On August 30, 2022, the Khoroshevsky District Court of Moscow decided to initiate a civil case against 28 people against Sony Interactive Entertainment Europe Limited, a division of the company in London, and Sony’s Moscow office. According to the definition on the acceptance of the statement of claim and the preparation of the case for trial, the defendants had to send written objections to the statement of claim by October 31, 2022, and a conversation between the parties was also scheduled for the same date.
Recall that in March Sony Interactive Entertainment blocked the PlayStation Store in Russia, restricted the operation of the PlayStation Plus subscription in the country and suspended the supply of devices and physical copies of games. Sony did not refund the money to the subscription user and services.
28 Russians, as part of a class action, demanded to return the opportunity to purchase games, provide access to the PlayStation Store and compensate for moral damage — 10 million rubles each. All plaintiffs are PlayStation users.
At the moment, the Khoroshevsky District Court of Moscow has scheduled a new conversation between the parties to the dispute for January 10. We are waiting for developments.
10. Wolfire Games’ antitrust lawsuit against Valve was dismissed
On November 19, 2022, the U.S. District Court for the Western District of Washington in Seattle dismissed an antitrust lawsuit filed by Wolfire Games against Valve due to the absence of violations of antitrust law in Valve’s actions.

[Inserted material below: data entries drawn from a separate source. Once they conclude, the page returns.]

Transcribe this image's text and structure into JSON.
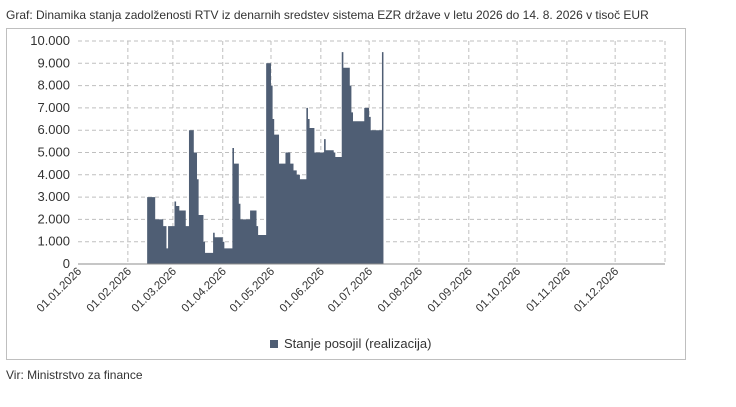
{
  "title": "Graf: Dinamika stanja zadolženosti RTV iz denarnih sredstev sistema EZR države v letu 2026 do 14. 8. 2026 v tisoč EUR",
  "source": "Vir: Ministrstvo za finance",
  "colors": {
    "series": "#4f5e74",
    "grid": "#bfbfbf",
    "axis": "#8c8c8c"
  },
  "chart_data": {
    "type": "area",
    "title": "Graf: Dinamika stanja zadolženosti RTV iz denarnih sredstev sistema EZR države v letu 2026 do 14. 8. 2026 v tisoč EUR",
    "xlabel": "",
    "ylabel": "",
    "ylim": [
      0,
      10000
    ],
    "yticks": [
      "0",
      "1.000",
      "2.000",
      "3.000",
      "4.000",
      "5.000",
      "6.000",
      "7.000",
      "8.000",
      "9.000",
      "10.000"
    ],
    "xticks": [
      "01.01.2026",
      "01.02.2026",
      "01.03.2026",
      "01.04.2026",
      "01.05.2026",
      "01.06.2026",
      "01.07.2026",
      "01.08.2026",
      "01.09.2026",
      "01.10.2026",
      "01.11.2026",
      "01.12.2026"
    ],
    "grid": true,
    "legend_position": "bottom",
    "series": [
      {
        "name": "Stanje posojil (realizacija)",
        "points": [
          [
            "2026-02-13",
            3000
          ],
          [
            "2026-02-17",
            3000
          ],
          [
            "2026-02-18",
            2000
          ],
          [
            "2026-02-22",
            2000
          ],
          [
            "2026-02-23",
            1700
          ],
          [
            "2026-02-25",
            700
          ],
          [
            "2026-02-26",
            1700
          ],
          [
            "2026-03-01",
            1700
          ],
          [
            "2026-03-02",
            2800
          ],
          [
            "2026-03-03",
            2600
          ],
          [
            "2026-03-04",
            2600
          ],
          [
            "2026-03-05",
            2400
          ],
          [
            "2026-03-08",
            2400
          ],
          [
            "2026-03-09",
            1700
          ],
          [
            "2026-03-10",
            1700
          ],
          [
            "2026-03-11",
            6000
          ],
          [
            "2026-03-13",
            6000
          ],
          [
            "2026-03-14",
            5000
          ],
          [
            "2026-03-15",
            5000
          ],
          [
            "2026-03-16",
            3800
          ],
          [
            "2026-03-17",
            2200
          ],
          [
            "2026-03-19",
            2200
          ],
          [
            "2026-03-20",
            1000
          ],
          [
            "2026-03-21",
            500
          ],
          [
            "2026-03-25",
            500
          ],
          [
            "2026-03-26",
            1400
          ],
          [
            "2026-03-27",
            1200
          ],
          [
            "2026-03-31",
            1200
          ],
          [
            "2026-04-01",
            1000
          ],
          [
            "2026-04-02",
            700
          ],
          [
            "2026-04-06",
            700
          ],
          [
            "2026-04-07",
            5200
          ],
          [
            "2026-04-08",
            4500
          ],
          [
            "2026-04-10",
            4500
          ],
          [
            "2026-04-11",
            2700
          ],
          [
            "2026-04-12",
            2000
          ],
          [
            "2026-04-17",
            2000
          ],
          [
            "2026-04-18",
            2400
          ],
          [
            "2026-04-21",
            2400
          ],
          [
            "2026-04-22",
            1700
          ],
          [
            "2026-04-23",
            1300
          ],
          [
            "2026-04-27",
            1300
          ],
          [
            "2026-04-28",
            9000
          ],
          [
            "2026-04-30",
            9000
          ],
          [
            "2026-05-01",
            8000
          ],
          [
            "2026-05-02",
            6500
          ],
          [
            "2026-05-03",
            5800
          ],
          [
            "2026-05-05",
            5800
          ],
          [
            "2026-05-06",
            4500
          ],
          [
            "2026-05-09",
            4500
          ],
          [
            "2026-05-10",
            5000
          ],
          [
            "2026-05-12",
            5000
          ],
          [
            "2026-05-13",
            4500
          ],
          [
            "2026-05-15",
            4200
          ],
          [
            "2026-05-17",
            4000
          ],
          [
            "2026-05-19",
            3800
          ],
          [
            "2026-05-22",
            3800
          ],
          [
            "2026-05-23",
            7000
          ],
          [
            "2026-05-24",
            6500
          ],
          [
            "2026-05-25",
            6100
          ],
          [
            "2026-05-27",
            6100
          ],
          [
            "2026-05-28",
            5000
          ],
          [
            "2026-06-02",
            5000
          ],
          [
            "2026-06-03",
            5600
          ],
          [
            "2026-06-04",
            5100
          ],
          [
            "2026-06-09",
            5000
          ],
          [
            "2026-06-10",
            4800
          ],
          [
            "2026-06-13",
            4800
          ],
          [
            "2026-06-14",
            9500
          ],
          [
            "2026-06-15",
            8800
          ],
          [
            "2026-06-18",
            8800
          ],
          [
            "2026-06-19",
            8000
          ],
          [
            "2026-06-20",
            6800
          ],
          [
            "2026-06-21",
            6400
          ],
          [
            "2026-06-27",
            6400
          ],
          [
            "2026-06-28",
            7000
          ],
          [
            "2026-06-30",
            7000
          ],
          [
            "2026-07-01",
            6600
          ],
          [
            "2026-07-02",
            6000
          ],
          [
            "2026-07-08",
            6000
          ],
          [
            "2026-07-09",
            9500
          ]
        ]
      }
    ]
  }
}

Recall that Wolfire Games filed an antitrust lawsuit against Valve in April 2021. She accused the company of suppressing competition in the computer games market by exploiting Steam’s dominant position. The studio pointed out that Valve deprives publishers and developers of the opportunity to reduce prices when selling Steam keys on other sites and obliges them to pay a 30% commission, which results in artificially inflated pricing on all marketplaces.
In May 2022, the lawsuit was sent for a new review.
Wolfire’s statement of claim did not contain evidence indicating the formation of “Valve’s coercive practices leading to non-price antitrust violations, namely, a decrease in productivity and quality.” Moreover, the situation on the gaming market indicates the opposite — the number of games on different platforms is increasing, including on Steam. Also, the studio did not provide evidence of the fact of incurring losses from the allegedly illegal behavior of Valve.
Wolfire Games could file an amended statement of claim within 30 days from the date of publication of the court decision — until December 20, 2022.